– Ах, понимаю! Ты не просто же сидишь, ты этим отрицаешь прошлое, богатство, семью, родину…
– Я делаю, что мне указано.
– Ну да, вы все, юродивые, говорите так. Пожалуй, тут есть даже смысл… Но все-таки родиться сыном Евфимия, изучать философию и красноречие, чтоб оказаться на паперти… Впрочем, я же сам громил тебе богатых. Я еще менее сейчас люблю их. Но теперь я поумнел. Ни философиями, ни сидениями тут не поделать ничего. Нужно другое.
Хариакис оглянулся.
– Слушай, я хочу с тобой поговорить, но не на людях.

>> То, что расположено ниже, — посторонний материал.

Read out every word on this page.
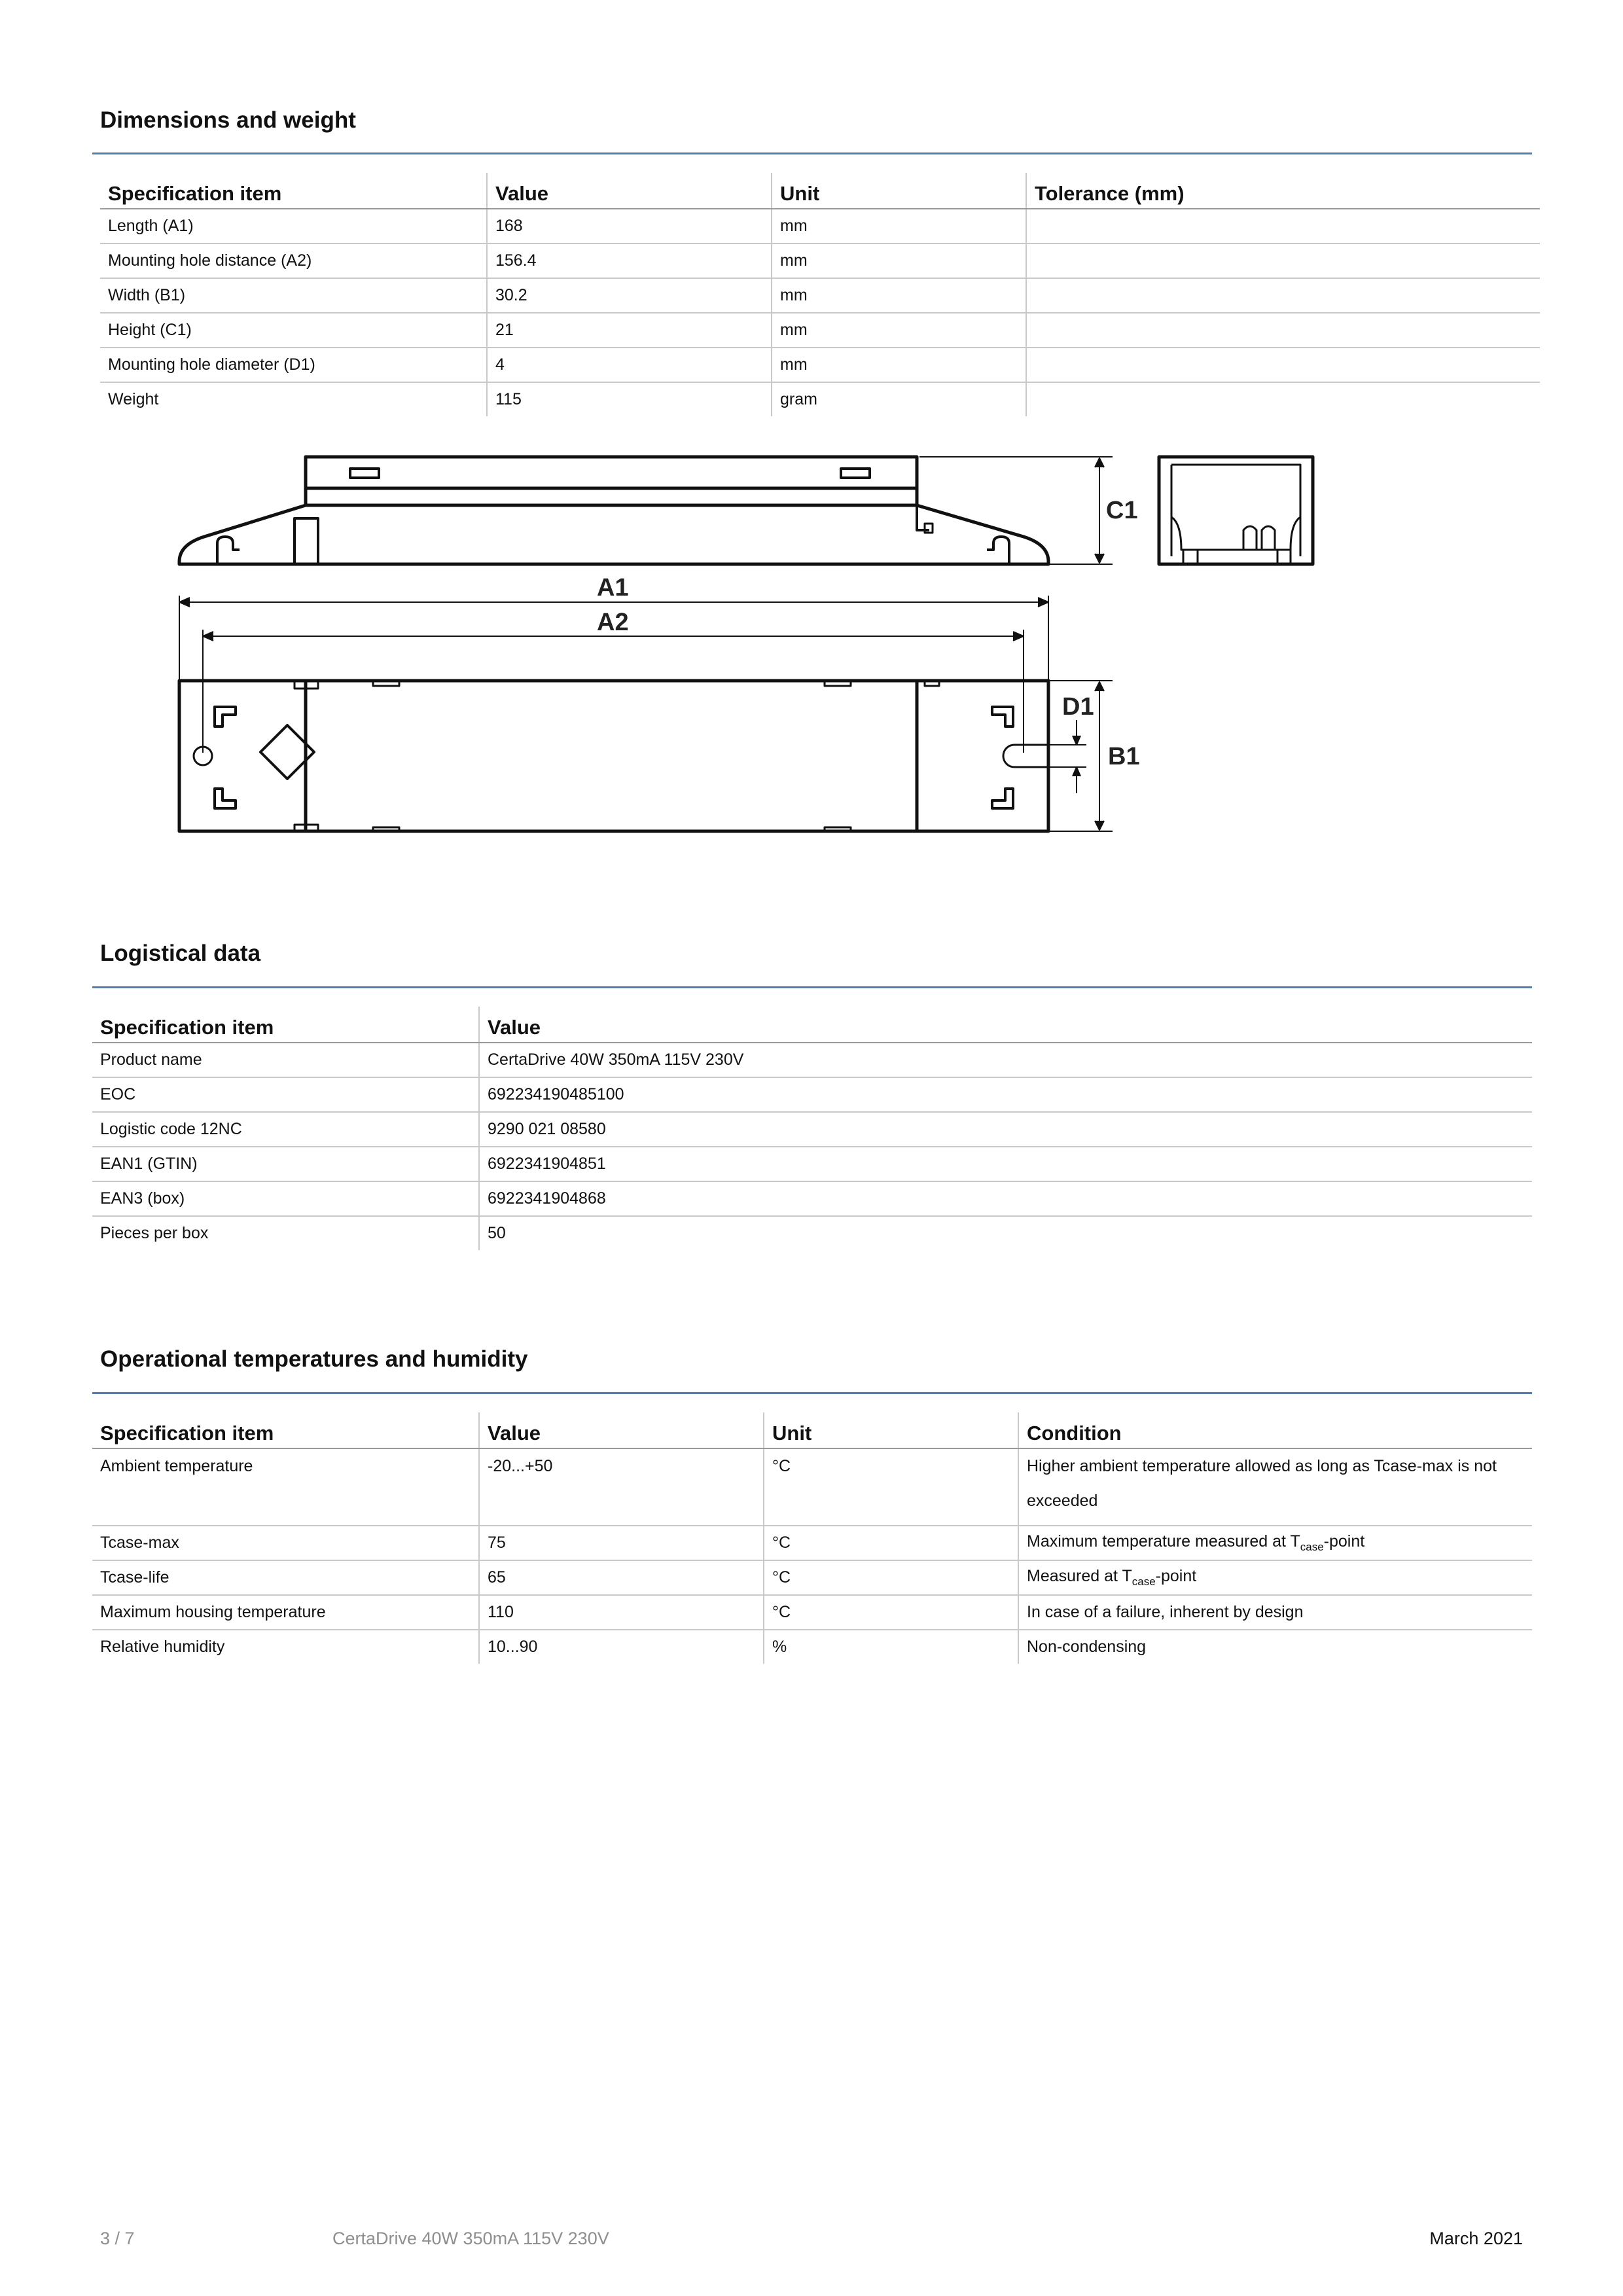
Dimensions and weight
Specification item	Value	Unit	Tolerance (mm)
Length (A1)	168	mm	
Mounting hole distance (A2)	156.4	mm	
Width (B1)	30.2	mm	
Height (C1)	21	mm	
Mounting hole diameter (D1)	4	mm	
Weight	115	gram	
C1
A1
A2
D1
B1
Logistical data
Specification item	Value
Product name	CertaDrive 40W 350mA 115V 230V
EOC	692234190485100
Logistic code 12NC	9290 021 08580
EAN1 (GTIN)	6922341904851
EAN3 (box)	6922341904868
Pieces per box	50
Operational temperatures and humidity
Specification item	Value	Unit	Condition
Ambient temperature	-20...+50	°C	Higher ambient temperature allowed as long as Tcase-max is not
exceeded

Tcase-max	75	°C	Maximum temperature measured at $T_{case}$-point
Tcase-life	65	°C	Measured at $T_{case}$-point
Maximum housing temperature	110	°C	In case of a failure, inherent by design
Relative humidity	10...90	%	Non-condensing
3 / 7	CertaDrive 40W 350mA 115V 230V	March 2021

Под вечер они сидели в тени фиг и тутов, в Алексеевой любимой рощице. Зной спадал. Цикады верещали. Над дружным, серебристым хором их в остервенении захлебывались басом несколько особенно взъяренных. Далеко, в красных выемках каменоломен, работали полунагие люди. Неземной лиловатостью были одеты горы, и над изумрудом моря у прибрежья, над каймой пенных кружев брезжила мгла белесая.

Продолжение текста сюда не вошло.